149 The second point set out above appears to relate again to the notion of "speculative claiming". It appears to be correct that the body of the specification does not expressly disclose that the invention had been tested on, and would work for, cases of menorrhagia. However, the views of Lehane J in Alphapharm (FCA) at [201] and the Full Court in Bristol-Myers at [77]-[79], to which I have referred, indicate that it is not necessary for fair basis that every possible application of the invention has been demonstrated to work.

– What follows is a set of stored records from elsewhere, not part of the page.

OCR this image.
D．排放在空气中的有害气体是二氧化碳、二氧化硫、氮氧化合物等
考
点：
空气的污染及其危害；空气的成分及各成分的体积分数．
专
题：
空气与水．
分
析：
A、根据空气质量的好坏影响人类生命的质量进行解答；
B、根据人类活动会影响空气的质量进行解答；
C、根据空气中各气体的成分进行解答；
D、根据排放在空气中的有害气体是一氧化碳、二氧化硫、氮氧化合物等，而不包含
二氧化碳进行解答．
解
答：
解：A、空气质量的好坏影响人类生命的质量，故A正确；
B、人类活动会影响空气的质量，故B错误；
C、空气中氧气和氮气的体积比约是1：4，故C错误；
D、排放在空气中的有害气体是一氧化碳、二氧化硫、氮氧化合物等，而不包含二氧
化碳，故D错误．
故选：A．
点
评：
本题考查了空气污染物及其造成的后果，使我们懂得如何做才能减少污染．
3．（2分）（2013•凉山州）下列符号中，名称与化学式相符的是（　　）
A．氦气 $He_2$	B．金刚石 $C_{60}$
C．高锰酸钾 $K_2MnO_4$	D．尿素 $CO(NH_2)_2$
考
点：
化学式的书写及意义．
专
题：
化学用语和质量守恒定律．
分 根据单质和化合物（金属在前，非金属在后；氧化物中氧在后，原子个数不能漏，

150 PhotoCure also argued that if it was found that any of the claims include a method that covered the use of methyl-ALA, that claim would not be fairly based on any disclosure in the specification. However, as I later conclude that such a method is not covered by the claims, I do not need to further consider that submission.
151 For the above reasons, PhotoCure's claim for revocation of the patent on the ground of invalidity must be refused.
5. Infringement
152 DUSA's infringement case is based on the marketing, supply and use of Metvix and Metvix PDT, which were developed by PhotoCure and licensed to Galderma.
153 Metvix PDT is a method for treating basal cell carcinoma and actinic keratoses. The process involves the topical application of Metvix to a patient followed by exposing the area to be treated to red light within a continuous spectrum of 570 to 670 nm.